Clerks and cutters have to work for 35 years to be able to retire. Most of the cutters, though, work only during the harvest: eight active months a year. They never count 12 months of contribution in a row.
The performance of some of them is so exuberant that the famous Cuban champions of cane-cutting campaigns would be considered second-rate players. In 1965, Fidel Castro awarded five of them, who cut from 14 to 19.7 tonnes in one day. At the Meia Lua mill, which formerly employed Valdecir, a cutter hit 35 tonnes on June 20. The reporters tried to talk to the company, but did not find their address and telephone number.
The champions, as the holders of the best performances are called in the field, tend to be lean and strong. Valdecir is 1.65 m tall.
Samuel Gomes, 38, is one of the champions in Guariba. He’s 1.85 m tall. Barack Obama is 1.86 m. The U.S. senator weighs something between 77 kg and 82 kg. Samuel, with his 68 kg, tells he has cut to 27 tonnes in a day, this year, in a plant in São Carlos.
With so much physical demand, there are nine men (92%) per woman in Brazil's sugarcane fields. In nine relevant agricultures, the workers with lower average age are those of cane: 35.5 years, according to data compiled by researchers Rodolfo Hoffmann (UNICAMP) and Fabíola C.R. Oliveira (USP).
The company’s buses pick the cutters at home between 5 AM and 6 AM. In the field, the journey begins at 7am.
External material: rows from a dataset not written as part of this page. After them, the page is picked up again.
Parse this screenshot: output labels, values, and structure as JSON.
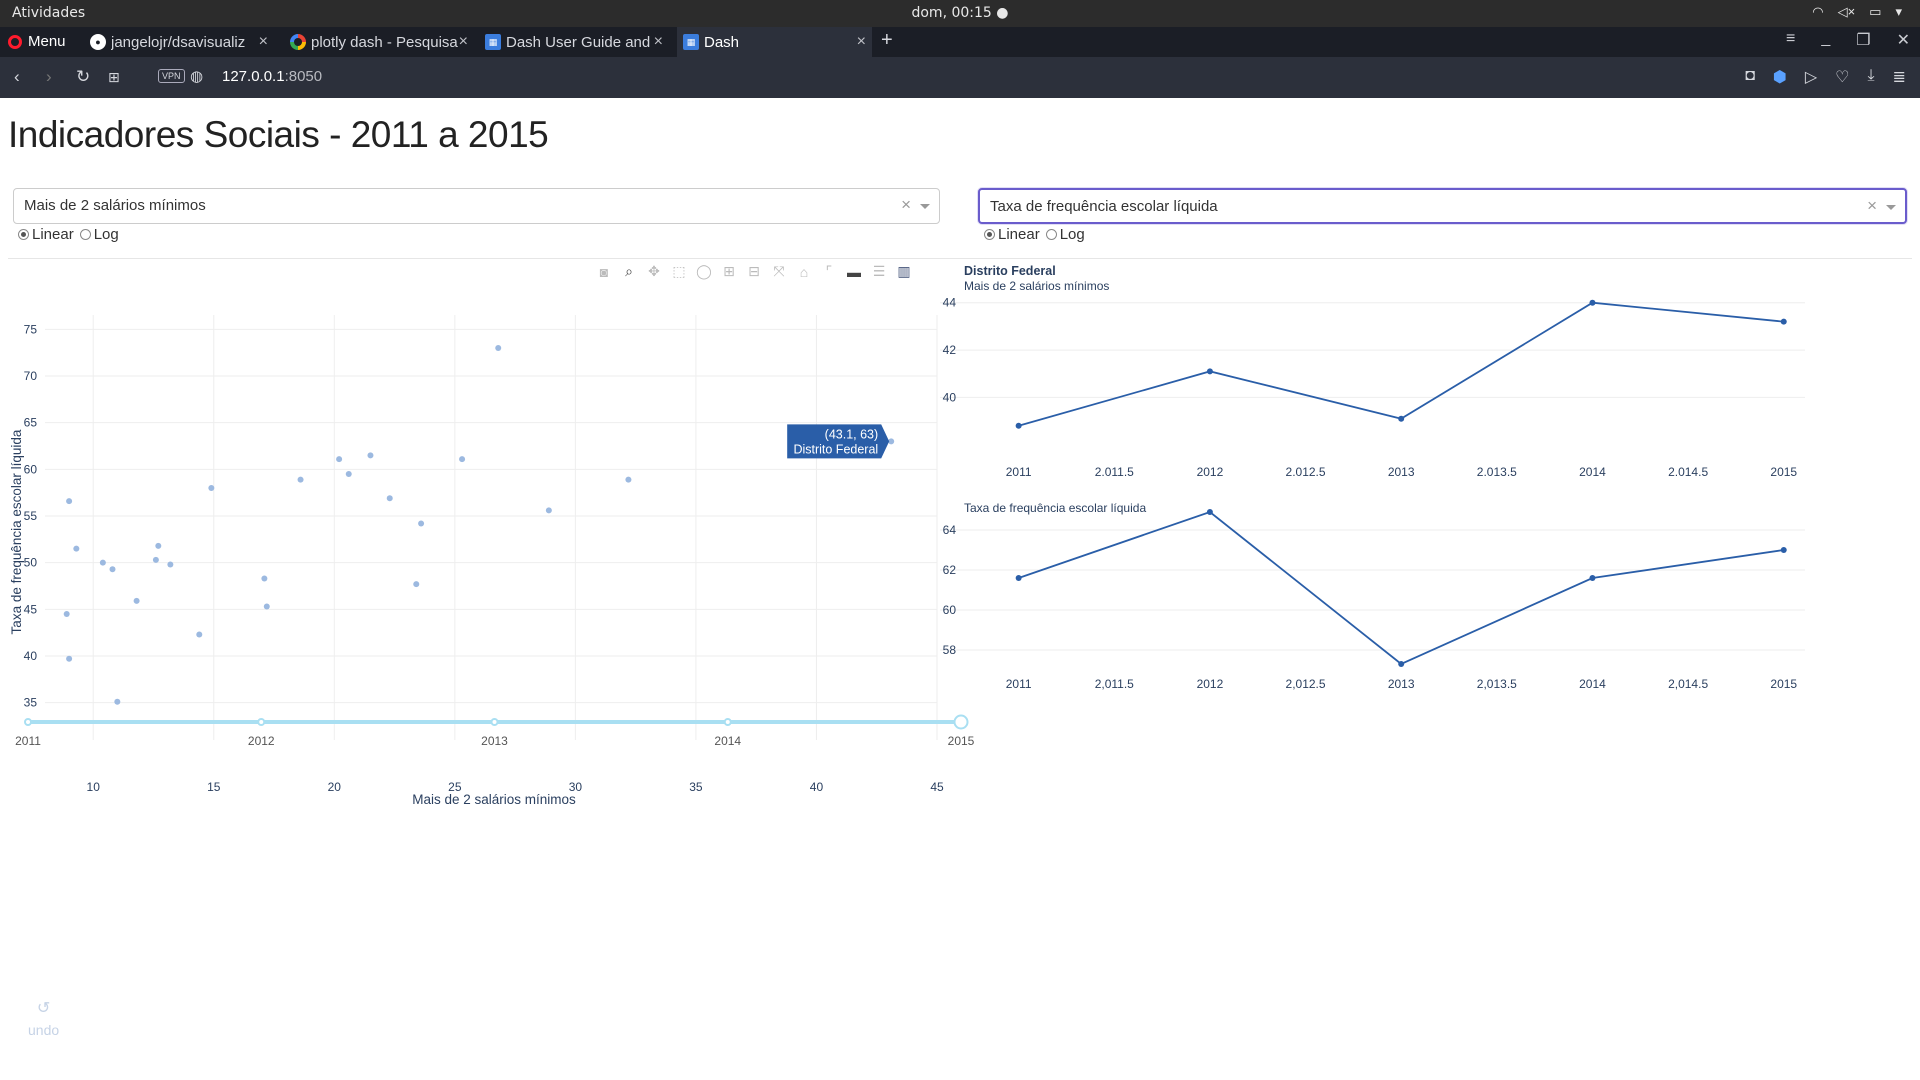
{
  "system_bar": {
    "activities": "Atividades",
    "clock": "dom, 00:15 ●"
  },
  "browser": {
    "menu_label": "Menu",
    "tabs": [
      {
        "title": "jangelojr/dsavisualiz",
        "icon": "github-icon"
      },
      {
        "title": "plotly dash - Pesquisa",
        "icon": "google-icon"
      },
      {
        "title": "Dash User Guide and",
        "icon": "dash-icon"
      },
      {
        "title": "Dash",
        "icon": "dash-icon",
        "active": true
      }
    ],
    "vpn": "VPN",
    "url_host": "127.0.0.1",
    "url_port": ":8050"
  },
  "page": {
    "title": "Indicadores Sociais - 2011 a 2015",
    "left_dropdown": {
      "value": "Mais de 2 salários mínimos",
      "clear": "×"
    },
    "right_dropdown": {
      "value": "Taxa de frequência escolar líquida",
      "clear": "×"
    },
    "scale_options": [
      "Linear",
      "Log"
    ],
    "left_scale_selected": "Linear",
    "right_scale_selected": "Linear"
  },
  "slider": {
    "marks": [
      "2011",
      "2012",
      "2013",
      "2014",
      "2015"
    ],
    "selected": "2015",
    "color": "#a9dff2"
  },
  "undo_label": "undo",
  "chart_data": [
    {
      "type": "scatter",
      "id": "main-scatter",
      "xlabel": "Mais de 2 salários mínimos",
      "ylabel": "Taxa de  frequência escolar líquida",
      "xlim": [
        8,
        45
      ],
      "ylim": [
        34,
        76
      ],
      "xticks": [
        10,
        15,
        20,
        25,
        30,
        35,
        40,
        45
      ],
      "yticks": [
        35,
        40,
        45,
        50,
        55,
        60,
        65,
        70,
        75
      ],
      "grid": true,
      "marker_color": "#9cb9e0",
      "points": [
        {
          "x": 8.9,
          "y": 44.5
        },
        {
          "x": 9.0,
          "y": 56.6
        },
        {
          "x": 9.0,
          "y": 39.7
        },
        {
          "x": 9.3,
          "y": 51.5
        },
        {
          "x": 10.4,
          "y": 50.0
        },
        {
          "x": 10.8,
          "y": 49.3
        },
        {
          "x": 11.0,
          "y": 35.1
        },
        {
          "x": 11.8,
          "y": 45.9
        },
        {
          "x": 12.6,
          "y": 50.3
        },
        {
          "x": 12.7,
          "y": 51.8
        },
        {
          "x": 13.2,
          "y": 49.8
        },
        {
          "x": 14.4,
          "y": 42.3
        },
        {
          "x": 14.9,
          "y": 58.0
        },
        {
          "x": 17.1,
          "y": 48.3
        },
        {
          "x": 17.2,
          "y": 45.3
        },
        {
          "x": 18.6,
          "y": 58.9
        },
        {
          "x": 20.2,
          "y": 61.1
        },
        {
          "x": 20.6,
          "y": 59.5
        },
        {
          "x": 21.5,
          "y": 61.5
        },
        {
          "x": 22.3,
          "y": 56.9
        },
        {
          "x": 23.4,
          "y": 47.7
        },
        {
          "x": 23.6,
          "y": 54.2
        },
        {
          "x": 25.3,
          "y": 61.1
        },
        {
          "x": 26.8,
          "y": 73.0
        },
        {
          "x": 28.9,
          "y": 55.6
        },
        {
          "x": 32.2,
          "y": 58.9
        },
        {
          "x": 43.1,
          "y": 63.0
        }
      ],
      "hover": {
        "point": "(43.1, 63)",
        "label": "Distrito Federal",
        "x": 43.1,
        "y": 63,
        "color": "#2a5ea8"
      }
    },
    {
      "type": "line",
      "id": "ts-top",
      "title": "Distrito Federal",
      "subtitle": "Mais de 2 salários mínimos",
      "x": [
        2011,
        2012,
        2013,
        2014,
        2015
      ],
      "values": [
        38.8,
        41.1,
        39.1,
        44.0,
        43.2
      ],
      "xticks": [
        "2011",
        "2,011.5",
        "2012",
        "2,012.5",
        "2013",
        "2,013.5",
        "2014",
        "2,014.5",
        "2015"
      ],
      "yticks": [
        40,
        42,
        44
      ],
      "ylim": [
        38.2,
        44.2
      ],
      "color": "#2a5ea8"
    },
    {
      "type": "line",
      "id": "ts-bottom",
      "subtitle": "Taxa de  frequência escolar líquida",
      "x": [
        2011,
        2012,
        2013,
        2014,
        2015
      ],
      "values": [
        61.6,
        64.9,
        57.3,
        61.6,
        63.0
      ],
      "xticks": [
        "2011",
        "2,011.5",
        "2012",
        "2,012.5",
        "2013",
        "2,013.5",
        "2014",
        "2,014.5",
        "2015"
      ],
      "yticks": [
        58,
        60,
        62,
        64
      ],
      "ylim": [
        56.8,
        65.4
      ],
      "color": "#2a5ea8"
    }
  ]
}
Many have their "lunch" before starting the harvest. There are entitled to ten-minute intervals in the morning and evening. By 10 or 11 AM, there’s one hour for lunch – but few of the workers use all that time. The journey ends at 3 or 4 PM, but there are excesses. Workers arrive to their homes between 5 and 7 PM. They sleep by 8 or 9, to wake up between 3:30 and 4:30 AM.
An ongoing ergonomic analysis research, funded by the Fapesp (São Paulo state support to research foundation) and coordinated by researchers Rodolfo Vilela and Erivelton de Laat, describes the movements of cutters.
One of these workers, who reaped 11.5 tons, gave 3,792 machete blows in one day and bent his backbone 3,994 times. The machete weighs 600 grams. They strike the cane at the bottom, where the saccharose concentrates. A right-hander cutter hugs the beam of about ten canes with his left arm (or, stick by stick, with his hand), then he curves up and strikes with the right arm. With the left arm, he throws the cane in the “leira”, from where a machine will pick it later.
In one group, the average heart rate at rest was 57.4 beats per minute. At work, the rate was 112 per minute – an excessive variation, say the researchers (the difference should be limited to 35).
The activity of the cutters is compared to that of marathoners, with tiresome repetition of moves. Maria Zeferina Bandaia, champion at the Sao Paulo Marathon in 2008, was once a cane cutter in the countryside. "One thing has a lot to do with the other," she confirms.
Unions of employees call for the reduction of weekly workload to 40 hours, with two days of rest. Cristina Gonzaga, a researcher at Fundacentro, a research foundation at the Ministry of Labor, advocates 30 hours, with five days of six hours per week.
The companies reject the claims.
That is the life Valdecir fancies to live again. He hides at home. "People see us on the street and say we’re bums. They don’t see what we have inside, what we feel.